Hear It Here
ALBERT LEE Hiding
Albert’s first solo album from 1979 opens with the nowlegendary Country Boy. Admittedly, we’re jumping in the deep end here, but there’s no harm in that, as long as we take the ‘long-term osmosis’ approach rather than attempting to duplicate it immediately. Another – more melodic – side of Albert’s playing is showcased on Now
And Then It’s Gonna Rain, which also employs a device called a B-Bender, helping him to emulate a pedal steel guitar.
DEEP PURPLE MacHine Head
We’re going for contrast here. Ritchie Blackmore’s playing often has a surprisingly light touch. The riff that got dozens thrown out of guitar shops – Smoke On The Water – is not attacked with a heavy pick and metal distortion at all, but played using fingers, light overdrive and a possibly a Leslie speaker cab. However, this may be the result of his guitar blending with Jon Lord’s Hammond organ… Check out his phrasing on Lazy, too, which works beautifully using hybrid picking.
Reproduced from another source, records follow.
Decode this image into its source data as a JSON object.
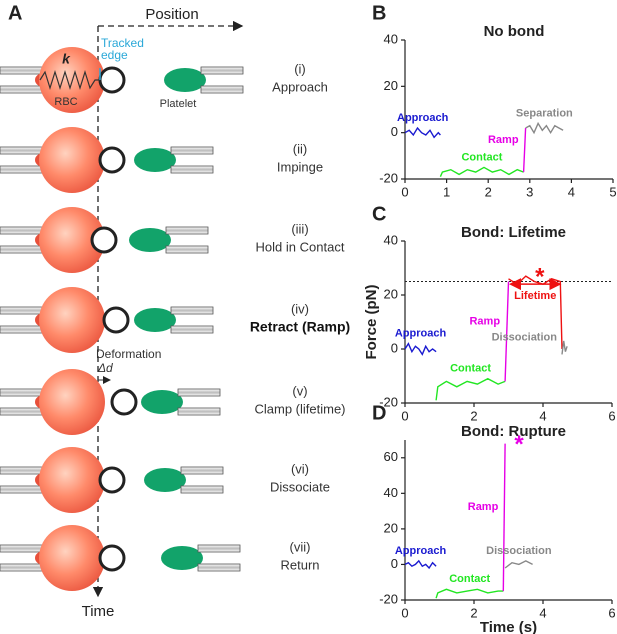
{
  "schematic": {
    "panel": "A",
    "x_axis": "Position",
    "y_axis": "Time",
    "tracked_edge": [
      "Tracked",
      "edge"
    ],
    "spring": "k",
    "rbc": "RBC",
    "platelet": "Platelet",
    "deformation": "Deformation",
    "delta": "Δd",
    "steps": [
      {
        "num": "(i)",
        "label": "Approach"
      },
      {
        "num": "(ii)",
        "label": "Impinge"
      },
      {
        "num": "(iii)",
        "label": "Hold in Contact"
      },
      {
        "num": "(iv)",
        "label": "Retract (Ramp)"
      },
      {
        "num": "(v)",
        "label": "Clamp (lifetime)"
      },
      {
        "num": "(vi)",
        "label": "Dissociate"
      },
      {
        "num": "(vii)",
        "label": "Return"
      }
    ]
  },
  "chart_data": [
    {
      "type": "line",
      "panel": "B",
      "title": "No bond",
      "xlim": [
        0,
        5
      ],
      "xticks": [
        0,
        1,
        2,
        3,
        4,
        5
      ],
      "ylim": [
        -20,
        40
      ],
      "yticks": [
        -20,
        0,
        20,
        40
      ],
      "series": [
        {
          "name": "Approach",
          "color": "#1a1ad0",
          "x": [
            0,
            0.1,
            0.2,
            0.3,
            0.4,
            0.5,
            0.6,
            0.7,
            0.8,
            0.85
          ],
          "values": [
            0,
            1,
            -1,
            2,
            0,
            -1,
            1,
            -2,
            0,
            -1
          ]
        },
        {
          "name": "Contact",
          "color": "#22e622",
          "x": [
            0.85,
            0.9,
            1.1,
            1.3,
            1.5,
            1.7,
            1.9,
            2.1,
            2.3,
            2.5,
            2.7,
            2.85
          ],
          "values": [
            -19,
            -17,
            -16,
            -18,
            -16,
            -17,
            -15,
            -17,
            -16,
            -18,
            -16,
            -17
          ]
        },
        {
          "name": "Ramp",
          "color": "#e600e6",
          "x": [
            2.85,
            2.9
          ],
          "values": [
            -17,
            2
          ]
        },
        {
          "name": "Separation",
          "color": "#888888",
          "x": [
            2.9,
            3.0,
            3.1,
            3.2,
            3.3,
            3.4,
            3.5,
            3.6,
            3.7,
            3.8
          ],
          "values": [
            2,
            3,
            0,
            4,
            1,
            3,
            0,
            3,
            2,
            1
          ]
        }
      ]
    },
    {
      "type": "line",
      "panel": "C",
      "title": "Bond: Lifetime",
      "ylabel": "Force (pN)",
      "xlim": [
        0,
        6
      ],
      "xticks": [
        0,
        2,
        4,
        6
      ],
      "ylim": [
        -20,
        40
      ],
      "yticks": [
        -20,
        0,
        20,
        40
      ],
      "reference_line": 25,
      "marker": "*",
      "series": [
        {
          "name": "Approach",
          "color": "#1a1ad0",
          "x": [
            0,
            0.1,
            0.2,
            0.3,
            0.4,
            0.5,
            0.6,
            0.7,
            0.8,
            0.9
          ],
          "values": [
            0,
            2,
            -1,
            1,
            0,
            -2,
            1,
            -1,
            0,
            -1
          ]
        },
        {
          "name": "Contact",
          "color": "#22e622",
          "x": [
            0.9,
            0.95,
            1.2,
            1.5,
            1.8,
            2.1,
            2.4,
            2.7,
            2.9
          ],
          "values": [
            -19,
            -14,
            -12,
            -14,
            -12,
            -13,
            -11,
            -13,
            -12
          ]
        },
        {
          "name": "Ramp",
          "color": "#e600e6",
          "x": [
            2.9,
            3.0
          ],
          "values": [
            -12,
            25
          ]
        },
        {
          "name": "Lifetime",
          "color": "#ee1111",
          "x": [
            3.0,
            3.25,
            3.5,
            3.75,
            4.0,
            4.25,
            4.5,
            4.55
          ],
          "values": [
            26,
            24,
            27,
            25,
            24,
            26,
            25,
            0
          ]
        },
        {
          "name": "Dissociation",
          "color": "#888888",
          "x": [
            4.55,
            4.6,
            4.65,
            4.7
          ],
          "values": [
            -2,
            3,
            -1,
            1
          ]
        }
      ]
    },
    {
      "type": "line",
      "panel": "D",
      "title": "Bond: Rupture",
      "xlabel": "Time (s)",
      "xlim": [
        0,
        6
      ],
      "xticks": [
        0,
        2,
        4,
        6
      ],
      "ylim": [
        -20,
        70
      ],
      "yticks": [
        -20,
        0,
        20,
        40,
        60
      ],
      "marker": "*",
      "series": [
        {
          "name": "Approach",
          "color": "#1a1ad0",
          "x": [
            0,
            0.1,
            0.2,
            0.3,
            0.4,
            0.5,
            0.6,
            0.7,
            0.8,
            0.9
          ],
          "values": [
            0,
            1,
            -1,
            0,
            2,
            -1,
            0,
            -2,
            1,
            -1
          ]
        },
        {
          "name": "Contact",
          "color": "#22e622",
          "x": [
            0.9,
            0.95,
            1.2,
            1.5,
            1.8,
            2.1,
            2.4,
            2.7,
            2.85
          ],
          "values": [
            -19,
            -16,
            -14,
            -16,
            -15,
            -14,
            -16,
            -15,
            -15
          ]
        },
        {
          "name": "Ramp",
          "color": "#e600e6",
          "x": [
            2.85,
            2.9
          ],
          "values": [
            -15,
            68
          ]
        },
        {
          "name": "Dissociation",
          "color": "#888888",
          "x": [
            2.9,
            3.1,
            3.3,
            3.5,
            3.7
          ],
          "values": [
            -2,
            1,
            0,
            2,
            0
          ]
        }
      ]
    }
  ]
}
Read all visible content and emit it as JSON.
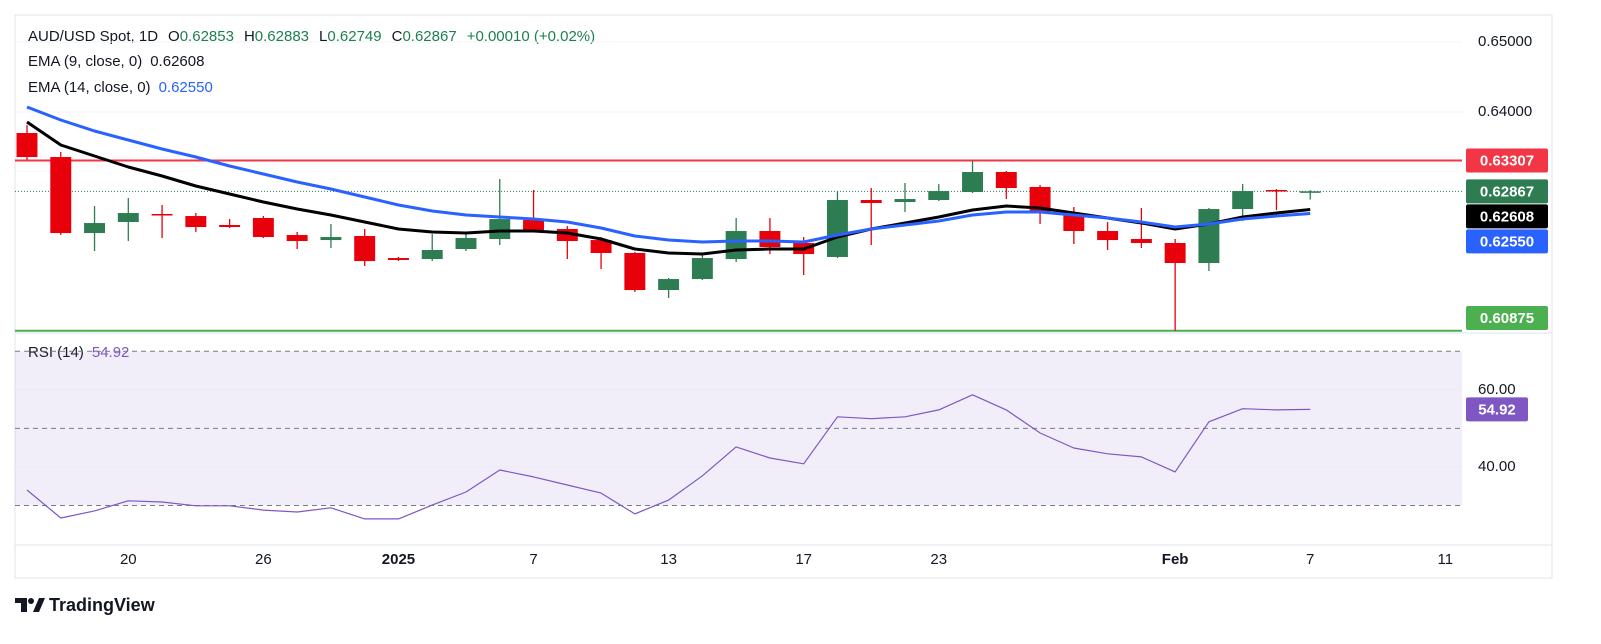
{
  "chart_data": {
    "type": "candlestick",
    "title": "AUD/USD Spot, 1D",
    "ohlc_labels": [
      "O",
      "H",
      "L",
      "C"
    ],
    "change": "+0.00010 (+0.02%)",
    "categories": [
      null,
      null,
      null,
      "20",
      null,
      null,
      null,
      "26",
      null,
      null,
      null,
      "2025",
      null,
      null,
      null,
      "7",
      null,
      null,
      null,
      "13",
      null,
      null,
      null,
      "17",
      null,
      null,
      null,
      "23",
      null,
      null,
      null,
      null,
      null,
      null,
      "Feb",
      null,
      null,
      null,
      "7",
      null,
      null,
      null,
      "11"
    ],
    "candles": {
      "up_color": "#2e7d52",
      "down_color": "#e8000b",
      "open": [
        0.637,
        0.63357,
        0.62271,
        0.62429,
        0.62543,
        0.62514,
        0.62386,
        0.62486,
        0.62243,
        0.62171,
        0.62229,
        0.61914,
        0.619,
        0.62043,
        0.62186,
        0.62457,
        0.62329,
        0.62171,
        0.61986,
        0.61457,
        0.61614,
        0.619,
        0.623,
        0.62129,
        0.61929,
        0.62743,
        0.62714,
        0.62743,
        0.62857,
        0.63143,
        0.62929,
        0.62557,
        0.623,
        0.62186,
        0.62129,
        0.61843,
        0.62614,
        0.62886,
        0.62853,
        null,
        null,
        null,
        null
      ],
      "high": [
        0.63814,
        0.63429,
        0.62657,
        0.62771,
        0.62671,
        0.62557,
        0.62471,
        0.62514,
        0.62286,
        0.624,
        0.62329,
        0.61929,
        0.62257,
        0.62257,
        0.63043,
        0.62886,
        0.62371,
        0.62214,
        0.62,
        0.61629,
        0.61971,
        0.62486,
        0.62486,
        0.62214,
        0.62871,
        0.62914,
        0.62986,
        0.62971,
        0.633,
        0.63157,
        0.62957,
        0.62643,
        0.62429,
        0.62629,
        0.62186,
        0.62629,
        0.62971,
        0.629,
        0.62883,
        null,
        null,
        null,
        null
      ],
      "low": [
        0.63314,
        0.62243,
        0.62014,
        0.62157,
        0.622,
        0.62286,
        0.62343,
        0.622,
        0.62043,
        0.62057,
        0.618,
        0.61871,
        0.61871,
        0.62014,
        0.621,
        0.623,
        0.619,
        0.61757,
        0.61429,
        0.61343,
        0.616,
        0.61857,
        0.61971,
        0.61671,
        0.61914,
        0.621,
        0.62571,
        0.62729,
        0.62843,
        0.62757,
        0.624,
        0.62114,
        0.62029,
        0.62057,
        0.60875,
        0.61729,
        0.62443,
        0.626,
        0.62749,
        null,
        null,
        null,
        null
      ],
      "close": [
        0.63357,
        0.62271,
        0.62414,
        0.62557,
        0.62529,
        0.62357,
        0.62357,
        0.62214,
        0.62157,
        0.62214,
        0.61871,
        0.61886,
        0.62029,
        0.622,
        0.62471,
        0.62314,
        0.62157,
        0.61986,
        0.61457,
        0.61614,
        0.61914,
        0.623,
        0.62071,
        0.61971,
        0.62743,
        0.627,
        0.62757,
        0.62871,
        0.63143,
        0.62914,
        0.62571,
        0.623,
        0.62171,
        0.62129,
        0.61843,
        0.62614,
        0.62871,
        0.62871,
        0.62867,
        null,
        null,
        null,
        null
      ]
    },
    "series": [
      {
        "name": "EMA (9, close, 0)",
        "color": "#000000",
        "values": [
          0.63857,
          0.63529,
          0.63371,
          0.63214,
          0.63086,
          0.62943,
          0.62829,
          0.62714,
          0.62614,
          0.62529,
          0.62429,
          0.62329,
          0.62286,
          0.62271,
          0.623,
          0.623,
          0.62271,
          0.62186,
          0.62043,
          0.61986,
          0.61971,
          0.62029,
          0.62043,
          0.62043,
          0.62214,
          0.62329,
          0.62414,
          0.625,
          0.626,
          0.62657,
          0.62629,
          0.62557,
          0.62486,
          0.62414,
          0.62329,
          0.624,
          0.625,
          0.62557,
          0.62608,
          null,
          null,
          null,
          null
        ]
      },
      {
        "name": "EMA (14, close, 0)",
        "color": "#2962ff",
        "last_label": "0.62550",
        "values": [
          0.64071,
          0.63886,
          0.63729,
          0.636,
          0.63471,
          0.63357,
          0.63229,
          0.63114,
          0.63,
          0.629,
          0.62786,
          0.62671,
          0.62586,
          0.62529,
          0.625,
          0.62471,
          0.62429,
          0.62343,
          0.62229,
          0.62171,
          0.62143,
          0.62157,
          0.62157,
          0.62143,
          0.62243,
          0.62329,
          0.62386,
          0.62443,
          0.62529,
          0.62571,
          0.62571,
          0.62529,
          0.62486,
          0.62429,
          0.62357,
          0.624,
          0.62471,
          0.62514,
          0.6255,
          null,
          null,
          null,
          null
        ]
      }
    ],
    "hlines": [
      {
        "value": 0.63307,
        "color": "#f23645"
      },
      {
        "value": 0.60875,
        "color": "#4caf50"
      }
    ],
    "ylim": [
      0.60886,
      0.65386
    ],
    "yticks": [
      {
        "value": 0.65,
        "label": "0.65000"
      },
      {
        "value": 0.64,
        "label": "0.64000"
      }
    ],
    "grid": true,
    "rsi": {
      "name": "RSI (14)",
      "color": "#7e57c2",
      "values": [
        34.0,
        26.75,
        28.6,
        31.2,
        30.9,
        29.9,
        29.9,
        28.8,
        28.3,
        29.4,
        26.5,
        26.5,
        30.1,
        33.5,
        39.2,
        37.4,
        35.3,
        33.2,
        27.8,
        31.4,
        37.7,
        45.2,
        42.3,
        40.8,
        53.0,
        52.5,
        53.0,
        54.8,
        58.7,
        54.8,
        48.8,
        44.9,
        43.4,
        42.6,
        38.7,
        51.7,
        55.1,
        54.8,
        54.92,
        null,
        null,
        null,
        null
      ],
      "ylim": [
        20,
        75
      ],
      "yticks": [
        {
          "value": 60,
          "label": "60.00"
        },
        {
          "value": 40,
          "label": "40.00"
        }
      ],
      "levels": [
        70,
        50,
        30
      ]
    },
    "branding": "TradingView"
  }
}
TOMMY EMMANUEL endless Road
It’s fairly safe to say that any guitarist giving this a listen will definitely pick up a trick or two. Tommy is from the thumbpick school of thought, so is included here to illustrate the points made about this earlier (as well as inspiring us all to practise more). His versions of Somewhere Over
The Rainbow and Chet’s Ramble give an overview of what can be accomplished, though many of these ideas are transferable to hybrid picking, too.